The CM Ranch and Simpson Lake Cabins are separate components of a single historic district associated with Charles Cornell Moore, a Fremont County, Wyoming dude ranch operator. The CM ranch, named after Moore, operated as a dude ranch from 1920 to 1942 and resumed operating in 1945. The Simpson Lake Cabins were purchased by Moore in 1931 and were operated as a hunting camp, continuing until 1997 when the CM ranch was sold to new owners and the Simpson Lake property was taken over by the U.S. Forest Service.. The sites are separated by 13 mi.

==CM Ranch==
The CM Ranch is located in the Wind River Mountains at the mouth of Jakey's Fork Canyon, surrounded by red sandstone mesas at an altitude of 7000 ft. The canyon is named after Charles Moore's father, J.K. Moore. The ranch was built starting in 1920 as a dude ranch, the oldest in Fremont County. Charles C. Moore was a Wyoming native who had studies in the East, obtaining a law degree at the University of Michigan, but also participating in Buffalo Bill's Wild West Show. Although he practiced law in Cheyenne, he developed ventures such as a boy's camping operation in the Yellowstone area. As these ventures prospered Moore moved into dude ranching, eventually becoming president of the Dude Rancher's Association. Moore's ranch prospered even through the Great Depression, but closed for World War II. It reopened in 1945. Moore sold the ranch to Les and Alice Shoemaker in 1952, and died in 1971. The ranch was sold to siblings Jay Kemmerer, Connie Kemmerer and Betty Gray in 1997.

===Description===
The CM Ranch is an extensive complex of log buildings, usually built on stone foundations.

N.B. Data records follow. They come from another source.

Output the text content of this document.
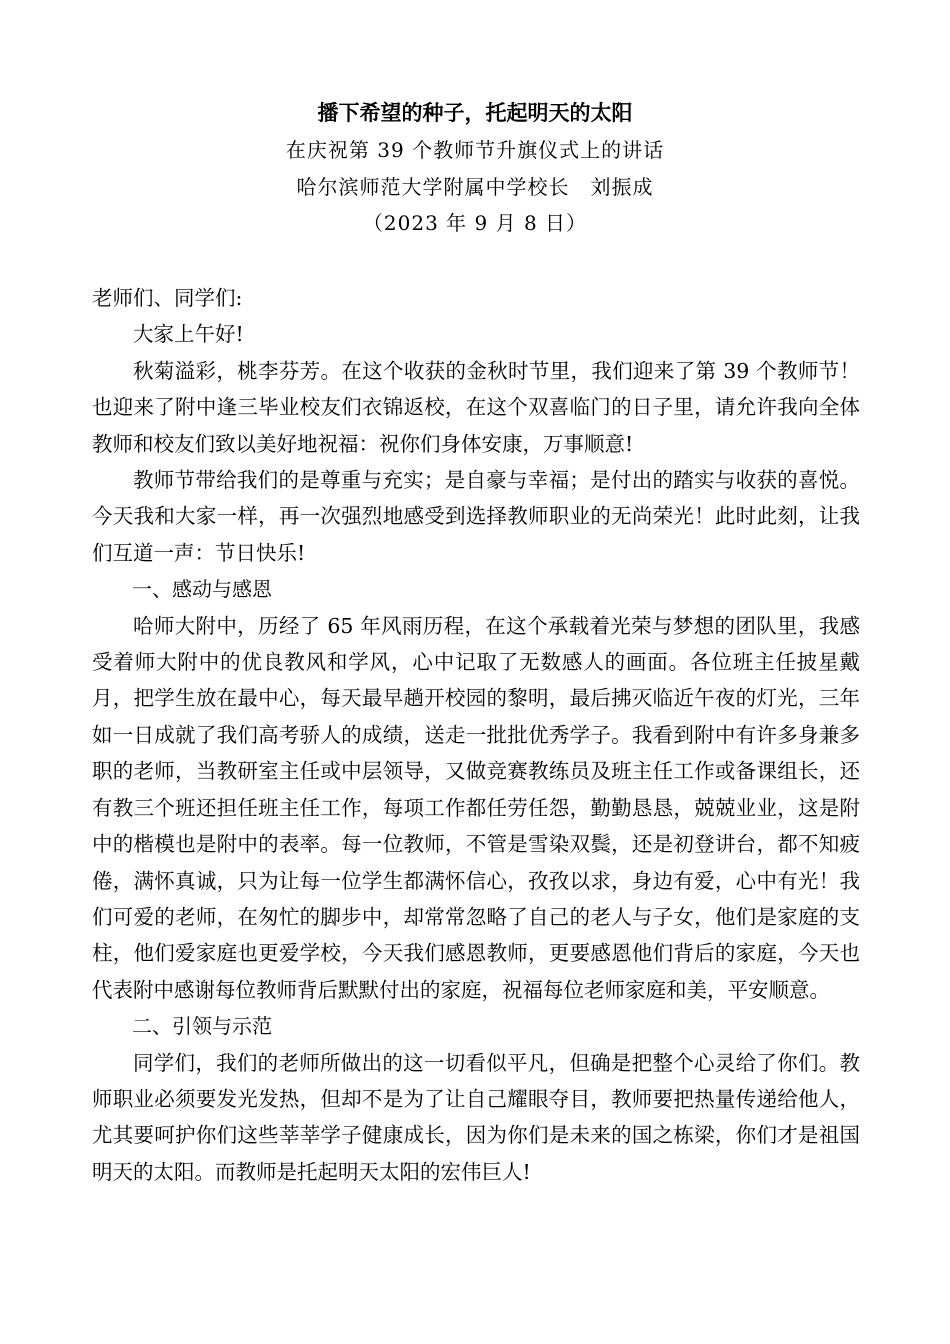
播下希望的种子，托起明天的太阳
在庆祝第 39 个教师节升旗仪式上的讲话
哈尔滨师范大学附属中学校长　刘振成
（2023 年 9 月 8 日）

老师们、同学们:

大家上午好!

秋菊溢彩，桃李芬芳。在这个收获的金秋时节里，我们迎来了第 39 个教师节！也迎来了附中逢三毕业校友们衣锦返校，在这个双喜临门的日子里，请允许我向全体教师和校友们致以美好地祝福：祝你们身体安康，万事顺意!

教师节带给我们的是尊重与充实；是自豪与幸福；是付出的踏实与收获的喜悦。今天我和大家一样，再一次强烈地感受到选择教师职业的无尚荣光！此时此刻，让我们互道一声：节日快乐!

一、感动与感恩

哈师大附中，历经了 65 年风雨历程，在这个承载着光荣与梦想的团队里，我感受着师大附中的优良教风和学风，心中记取了无数感人的画面。各位班主任披星戴月，把学生放在最中心，每天最早趟开校园的黎明，最后拂灭临近午夜的灯光，三年如一日成就了我们高考骄人的成绩，送走一批批优秀学子。我看到附中有许多身兼多职的老师，当教研室主任或中层领导，又做竞赛教练员及班主任工作或备课组长，还有教三个班还担任班主任工作，每项工作都任劳任怨，勤勤恳恳，兢兢业业，这是附中的楷模也是附中的表率。每一位教师，不管是雪染双鬓，还是初登讲台，都不知疲倦，满怀真诚，只为让每一位学生都满怀信心，孜孜以求，身边有爱，心中有光！我们可爱的老师，在匆忙的脚步中，却常常忽略了自己的老人与子女，他们是家庭的支柱，他们爱家庭也更爱学校，今天我们感恩教师，更要感恩他们背后的家庭，今天也代表附中感谢每位教师背后默默付出的家庭，祝福每位老师家庭和美，平安顺意。

二、引领与示范

同学们，我们的老师所做出的这一切看似平凡，但确是把整个心灵给了你们。教师职业必须要发光发热，但却不是为了让自己耀眼夺目，教师要把热量传递给他人，尤其要呵护你们这些莘莘学子健康成长，因为你们是未来的国之栋梁，你们才是祖国明天的太阳。而教师是托起明天太阳的宏伟巨人!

A complex of guest cabins surrounds the core of the ranch. The dining hall is the main building. Nearby is an office cabin, bunkhouses and an employee dormitory. Livestock are accommodated by a barn and corral. The recreation hall is a converted cabin with activity and quiet space. Larger cabins served as residences for long-term guests and the owners.

==Simpson Lake Cabins==
The Simpson Lake Cabins are located in the present-day Fitzpatrick Wilderness in Shoshone National Forest on Simpson Lake. Access is by horseback. Before its purchase it was known as the Three Waters Hunting and Fishing Camp, built in 1928 by Nobe Harrison, Earl Nichols and Les Wright for touring hunters. The venture did not prosper and in 1931 they sold the camp to Moore. The camp was operated as a branch of the CM Ranch until 1997, when the CM was sold to new owners and the camp reverted to Shoshone National Forest.

===Description===
The camp complex includes three cabins, a meathouse, corrals and two outhouses. All structures are of log construction on stone foundation. All materials and furnishings were hauled by horse to Moon Lake, floated across and taken up to the site, again by horse.

==Designation==
The CM Ranch and Simpson Lake Cabins were listed on the National Register of Historic Places on September 15, 1992. The ranch continues in operation. The cabins have been the object of maintenance work by HistoriCorps and are not in use.